The US Federal Bureau of Investigation (FBI) is investigating a major credit card scam involving 140,000 fraudulent credit card transactions at novelty company Spitfire Ventures' Web site, TalkingTP.com.

Spitfire chief executive officer Paul Hynek was told by the company's credit card processor, Online Data, that the scam may have affected as many as 25 other companies.

Online Data president John Rante said that a total of 100,000 fraudulent credit card transactions were involved.

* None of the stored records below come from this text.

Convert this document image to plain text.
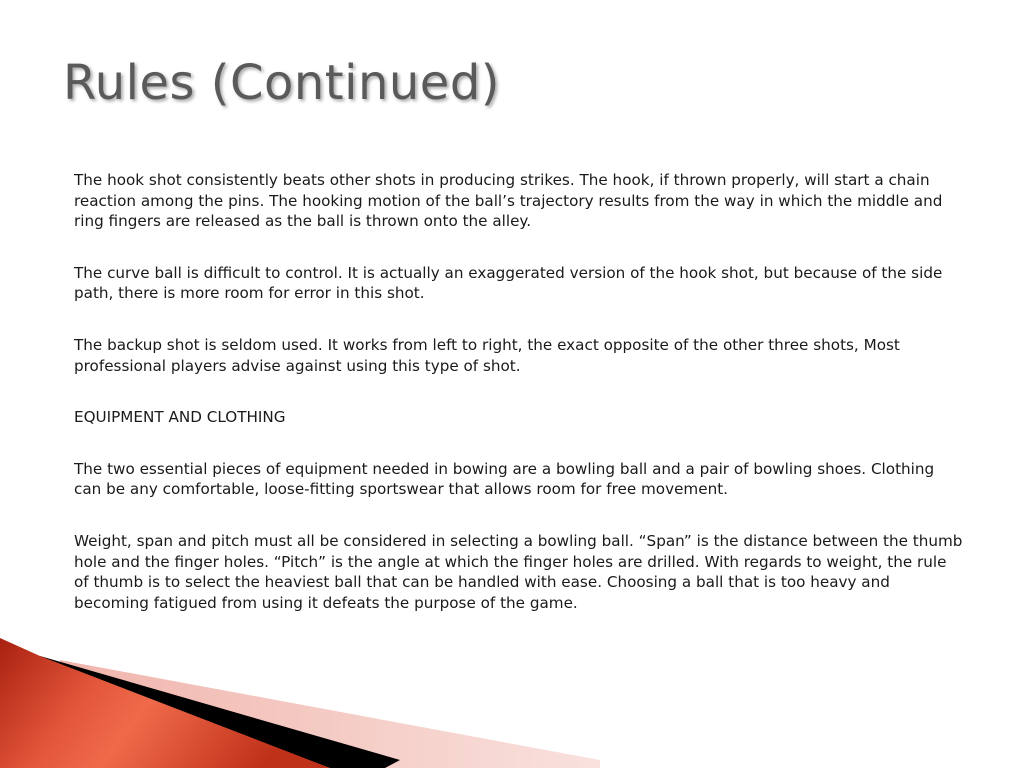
Rules (Continued)

The hook shot consistently beats other shots in producing strikes. The hook, if thrown properly, will start a chain reaction among the pins. The hooking motion of the ball’s trajectory results from the way in which the middle and ring fingers are released as the ball is thrown onto the alley.

The curve ball is difficult to control. It is actually an exaggerated version of the hook shot, but because of the side path, there is more room for error in this shot.

The backup shot is seldom used. It works from left to right, the exact opposite of the other three shots, Most professional players advise against using this type of shot.

EQUIPMENT AND CLOTHING

The two essential pieces of equipment needed in bowing are a bowling ball and a pair of bowling shoes. Clothing can be any comfortable, loose-fitting sportswear that allows room for free movement.

Weight, span and pitch must all be considered in selecting a bowling ball. “Span” is the distance between the thumb hole and the finger holes. “Pitch” is the angle at which the finger holes are drilled. With regards to weight, the rule of thumb is to select the heaviest ball that can be handled with ease. Choosing a ball that is too heavy and becoming fatigued from using it defeats the purpose of the game.
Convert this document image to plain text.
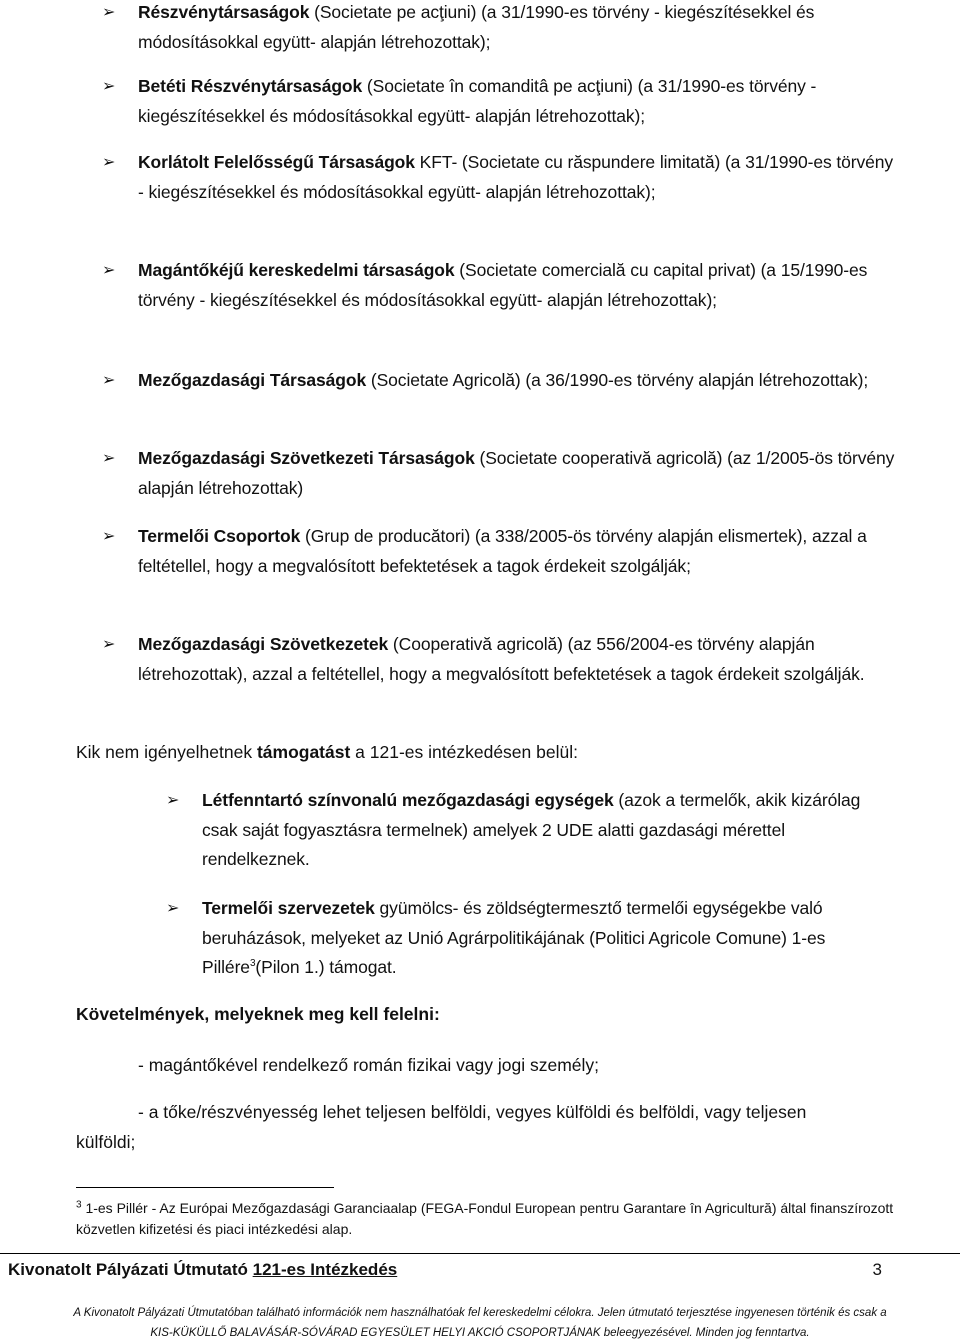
➢ Részvénytársaságok (Societate pe acţiuni) (a 31/1990-es törvény - kiegészítésekkel és módosításokkal együtt- alapján létrehozottak);
➢ Betéti Részvénytársaságok (Societate în comanditâ pe acţiuni) (a 31/1990-es törvény - kiegészítésekkel és módosításokkal együtt- alapján létrehozottak);
➢ Korlátolt Felelősségű Társaságok KFT- (Societate cu răspundere limitată) (a 31/1990-es törvény - kiegészítésekkel és módosításokkal együtt- alapján létrehozottak);
➢ Magántőkéjű kereskedelmi társaságok (Societate comercială cu capital privat) (a 15/1990-es törvény - kiegészítésekkel és módosításokkal együtt- alapján létrehozottak);
➢ Mezőgazdasági Társaságok (Societate Agricolă) (a 36/1990-es törvény alapján létrehozottak);
➢ Mezőgazdasági Szövetkezeti Társaságok (Societate cooperativă agricolă) (az 1/2005-ös törvény alapján létrehozottak)
➢ Termelői Csoportok (Grup de producători) (a 338/2005-ös törvény alapján elismertek), azzal a feltétellel, hogy a megvalósított befektetések a tagok érdekeit szolgálják;
➢ Mezőgazdasági Szövetkezetek (Cooperativă agricolă) (az 556/2004-es törvény alapján létrehozottak), azzal a feltétellel, hogy a megvalósított befektetések a tagok érdekeit szolgálják.
Kik nem igényelhetnek támogatást a 121-es intézkedésen belül:
➢ Létfenntartó színvonalú mezőgazdasági egységek (azok a termelők, akik kizárólag csak saját fogyasztásra termelnek) amelyek 2 UDE alatti gazdasági mérettel rendelkeznek.
➢ Termelői szervezetek gyümölcs- és zöldségtermesztő termelői egységekbe való beruházások, melyeket az Unió Agrárpolitikájának (Politici Agricole Comune) 1-es Pillére$^3$(Pilon 1.) támogat.
Követelmények, melyeknek meg kell felelni:
- magántőkével rendelkező román fizikai vagy jogi személy;
- a tőke/részvényesség lehet teljesen belföldi, vegyes külföldi és belföldi, vagy teljesen külföldi;
$^3$ 1-es Pillér - Az Európai Mezőgazdasági Garanciaalap (FEGA-Fondul European pentru Garantare în Agricultură) által finanszírozott közvetlen kifizetési és piaci intézkedési alap.
Kivonatolt Pályázati Útmutató 121-es Intézkedés	3
A Kivonatolt Pályázati Útmutatóban található információk nem használhatóak fel kereskedelmi célokra. Jelen útmutató terjesztése ingyenesen történik és csak a
KIS-KÜKÜLLŐ BALAVÁSÁR-SÓVÁRAD EGYESÜLET HELYI AKCIÓ CSOPORTJÁNAK beleegyezésével. Minden jog fenntartva.
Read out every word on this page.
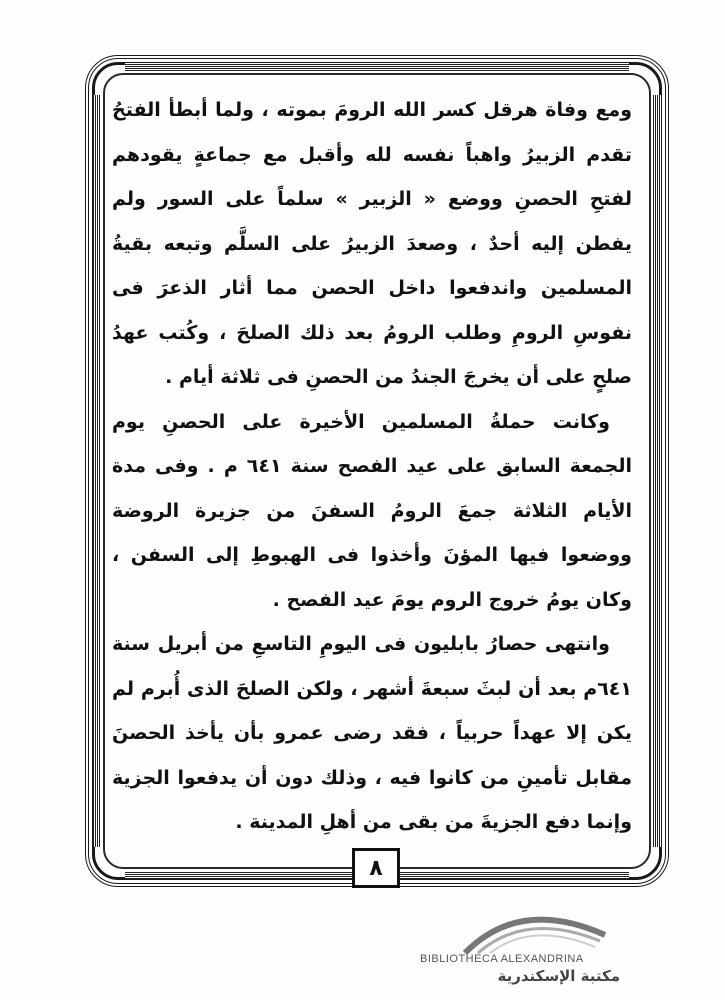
ومع وفاة هرقل كسر الله الرومَ بموته ، ولما أبطأ الفتحُ تقدم الزبيرُ واهباً نفسه لله وأقبل مع جماعةٍ يقودهم لفتحِ الحصنِ ووضع « الزبير » سلماً على السور ولم يفطن إليه أحدٌ ، وصعدَ الزبيرُ على السلَّم وتبعه بقيةُ المسلمين واندفعوا داخل الحصن مما أثار الذعرَ فى نفوسِ الرومِ وطلب الرومُ بعد ذلك الصلحَ ، وكُتب عهدُ صلحٍ على أن يخرجَ الجندُ من الحصنِ فى ثلاثة أيام .

وكانت حملةُ المسلمين الأخيرة على الحصنِ يوم الجمعة السابق على عيد الفصح سنة ٦٤١ م . وفى مدة الأيام الثلاثة جمعَ الرومُ السفنَ من جزيرة الروضة ووضعوا فيها المؤنَ وأخذوا فى الهبوطِ إلى السفن ، وكان يومُ خروج الروم يومَ عيد الفصح .

وانتهى حصارُ بابليون فى اليومِ التاسعِ من أبريل سنة ٦٤١م بعد أن لبثَ سبعةَ أشهر ، ولكن الصلحَ الذى أُبرم لم يكن إلا عهداً حربياً ، فقد رضى عمرو بأن يأخذ الحصنَ مقابل تأمينِ من كانوا فيه ، وذلك دون أن يدفعوا الجزية وإنما دفع الجزيةَ من بقى من أهلِ المدينة .

٨
BIBLIOTHECA ALEXANDRINA
مكتبة الإسكندرية
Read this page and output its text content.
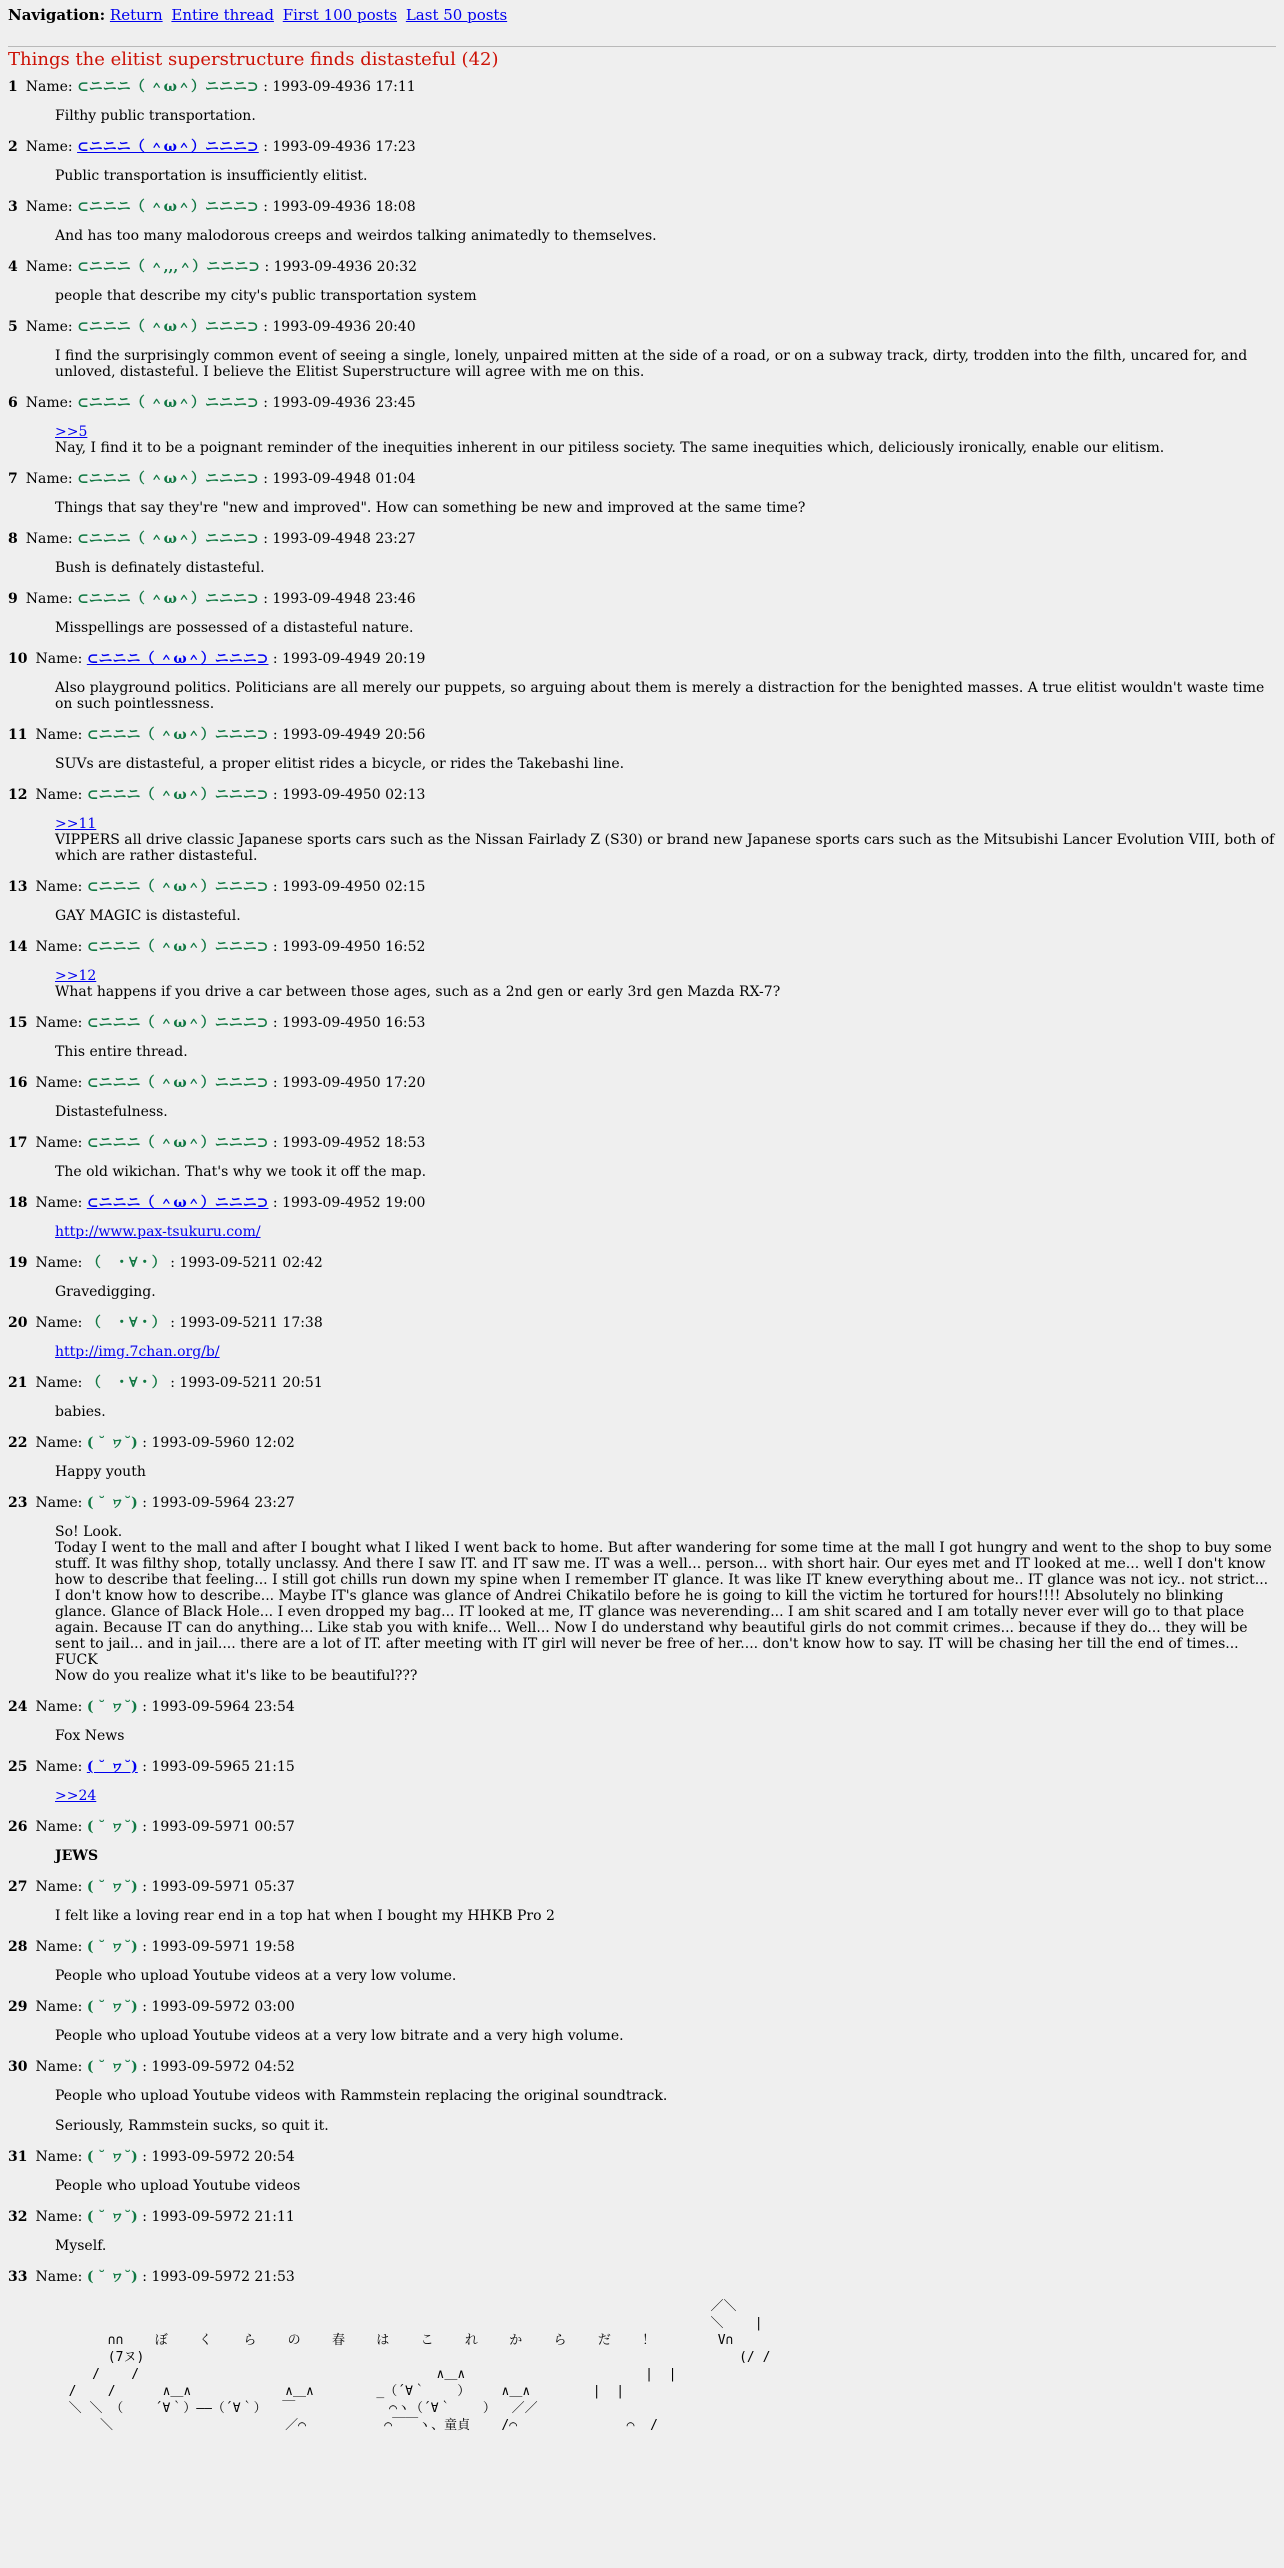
Navigation: Return Entire thread First 100 posts Last 50 posts
Things the elitist superstructure finds distasteful (42)
1 Name: ⊂ニニニ（ ＾ω＾）ニニニ⊃ : 1993-09-4936 17:11

Filthy public transportation.

2 Name: ⊂ニニニ（ ＾ω＾）ニニニ⊃ : 1993-09-4936 17:23

Public transportation is insufficiently elitist.

3 Name: ⊂ニニニ（ ＾ω＾）ニニニ⊃ : 1993-09-4936 18:08

And has too many malodorous creeps and weirdos talking animatedly to themselves.

4 Name: ⊂ニニニ（ ＾,,,＾）ニニニ⊃ : 1993-09-4936 20:32

people that describe my city's public transportation system

5 Name: ⊂ニニニ（ ＾ω＾）ニニニ⊃ : 1993-09-4936 20:40

I find the surprisingly common event of seeing a single, lonely, unpaired mitten at the side of a road, or on a subway track, dirty, trodden into the filth, uncared for, and unloved, distasteful. I believe the Elitist Superstructure will agree with me on this.

6 Name: ⊂ニニニ（ ＾ω＾）ニニニ⊃ : 1993-09-4936 23:45
>>5

Nay, I find it to be a poignant reminder of the inequities inherent in our pitiless society. The same inequities which, deliciously ironically, enable our elitism.

7 Name: ⊂ニニニ（ ＾ω＾）ニニニ⊃ : 1993-09-4948 01:04

Things that say they're "new and improved". How can something be new and improved at the same time?

8 Name: ⊂ニニニ（ ＾ω＾）ニニニ⊃ : 1993-09-4948 23:27

Bush is definately distasteful.

9 Name: ⊂ニニニ（ ＾ω＾）ニニニ⊃ : 1993-09-4948 23:46

Misspellings are possessed of a distasteful nature.

10 Name: ⊂ニニニ（ ＾ω＾）ニニニ⊃ : 1993-09-4949 20:19

Also playground politics. Politicians are all merely our puppets, so arguing about them is merely a distraction for the benighted masses. A true elitist wouldn't waste time on such pointlessness.

11 Name: ⊂ニニニ（ ＾ω＾）ニニニ⊃ : 1993-09-4949 20:56

SUVs are distasteful, a proper elitist rides a bicycle, or rides the Takebashi line.

12 Name: ⊂ニニニ（ ＾ω＾）ニニニ⊃ : 1993-09-4950 02:13
>>11

VIPPERS all drive classic Japanese sports cars such as the Nissan Fairlady Z (S30) or brand new Japanese sports cars such as the Mitsubishi Lancer Evolution VIII, both of which are rather distasteful.

13 Name: ⊂ニニニ（ ＾ω＾）ニニニ⊃ : 1993-09-4950 02:15

GAY MAGIC is distasteful.

14 Name: ⊂ニニニ（ ＾ω＾）ニニニ⊃ : 1993-09-4950 16:52
>>12

What happens if you drive a car between those ages, such as a 2nd gen or early 3rd gen Mazda RX-7?

15 Name: ⊂ニニニ（ ＾ω＾）ニニニ⊃ : 1993-09-4950 16:53

This entire thread.

16 Name: ⊂ニニニ（ ＾ω＾）ニニニ⊃ : 1993-09-4950 17:20

Distastefulness.

17 Name: ⊂ニニニ（ ＾ω＾）ニニニ⊃ : 1993-09-4952 18:53

The old wikichan. That's why we took it off the map.

18 Name: ⊂ニニニ（ ＾ω＾）ニニニ⊃ : 1993-09-4952 19:00
http://www.pax-tsukuru.com/
19 Name: （　・∀・） : 1993-09-5211 02:42

Gravedigging.

20 Name: （　・∀・） : 1993-09-5211 17:38
http://img.7chan.org/b/
21 Name: （　・∀・） : 1993-09-5211 20:51

babies.

22 Name: ( ˘ ヮ˘) : 1993-09-5960 12:02

Happy youth

23 Name: ( ˘ ヮ˘) : 1993-09-5964 23:27

So! Look.
Today I went to the mall and after I bought what I liked I went back to home. But after wandering for some time at the mall I got hungry and went to the shop to buy some stuff. It was filthy shop, totally unclassy. And there I saw IT. and IT saw me. IT was a well... person... with short hair. Our eyes met and IT looked at me... well I don't know how to describe that feeling... I still got chills run down my spine when I remember IT glance. It was like IT knew everything about me.. IT glance was not icy.. not strict... I don't know how to describe... Maybe IT's glance was glance of Andrei Chikatilo before he is going to kill the victim he tortured for hours!!!! Absolutely no blinking glance. Glance of Black Hole... I even dropped my bag... IT looked at me, IT glance was neverending... I am shit scared and I am totally never ever will go to that place again. Because IT can do anything... Like stab you with knife... Well... Now I do understand why beautiful girls do not commit crimes... because if they do... they will be sent to jail... and in jail.... there are a lot of IT. after meeting with IT girl will never be free of her.... don't know how to say. IT will be chasing her till the end of times... FUCK
Now do you realize what it's like to be beautiful???

24 Name: ( ˘ ヮ˘) : 1993-09-5964 23:54

Fox News

25 Name: ( ˘ ヮ˘) : 1993-09-5965 21:15
>>24
26 Name: ( ˘ ヮ˘) : 1993-09-5971 00:57
JEWS
27 Name: ( ˘ ヮ˘) : 1993-09-5971 05:37

I felt like a loving rear end in a top hat when I bought my HHKB Pro 2

28 Name: ( ˘ ヮ˘) : 1993-09-5971 19:58

People who upload Youtube videos at a very low volume.

29 Name: ( ˘ ヮ˘) : 1993-09-5972 03:00

People who upload Youtube videos at a very low bitrate and a very high volume.

30 Name: ( ˘ ヮ˘) : 1993-09-5972 04:52

People who upload Youtube videos with Rammstein replacing the original soundtrack.

Seriously, Rammstein sucks, so quit it.

31 Name: ( ˘ ヮ˘) : 1993-09-5972 20:54

People who upload Youtube videos

32 Name: ( ˘ ヮ˘) : 1993-09-5972 21:11

Myself.

33 Name: ( ˘ ヮ˘) : 1993-09-5972 21:53
／＼
＼    |
∩∩    ぼ    く    ら    の    春    は    こ    れ    か    ら    だ    ！        V∩
(7ヌ)                                                                            (/ /
/    /                                      ∧＿∧                       |  |
/    /      ∧＿∧            ∧＿∧        _（´∀｀    ）    ∧＿∧        |  |
＼ ＼ （    ´∀｀）――（´∀｀）  ￣            ⌒ヽ（´∀｀    ）  ／／
＼                      ／⌒          ⌒￣￣ヽ、童貞    /⌒              ⌒  /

According to Hynek, Online Data approved more than 60,000 of the false charges, worth $5.07 (£3.30) each, on 12 September.

Online Data is a reseller of VeriSign's credit card payment gateway services, which performed the authorisations.

Although about $300,000 (£195,000) in charges were approved by VeriSign, the company stopped the transactions before they were completed, so no money was ever transferred to Spitfire, claimed Hynek. However, the authorisations let the thieves know that those credit cards were valid.

As soon as Online Data became aware of the problem, Rante said, the company worked closely with VeriSign to notify the credit card companies, which then deactivated the cards. Rante said the credit card companies are co-operating with federal authorities investigating the fraud.

If the scam had not been detected, Hynek said, thousands of dollars in fraudulent charges could have been racked up before cardholders became aware of any problem.

Spitfire, whose products include a talking toilet paper holder, learned of the scam when customers who noticed false charges on their accounts began calling the company, Hynek said.

Hynek, Rante and VeriSign spokesman Tom Galvin all said they believe thieves most likely got the credit card numbers by cracking the passwords of the affected merchants.

However, Dan Clements, a credit fraud expert with CardCops.com, disagreed. He said the card frauds may have exploited a hole in the customer database of a large Internet merchant that did not properly secure its Web site.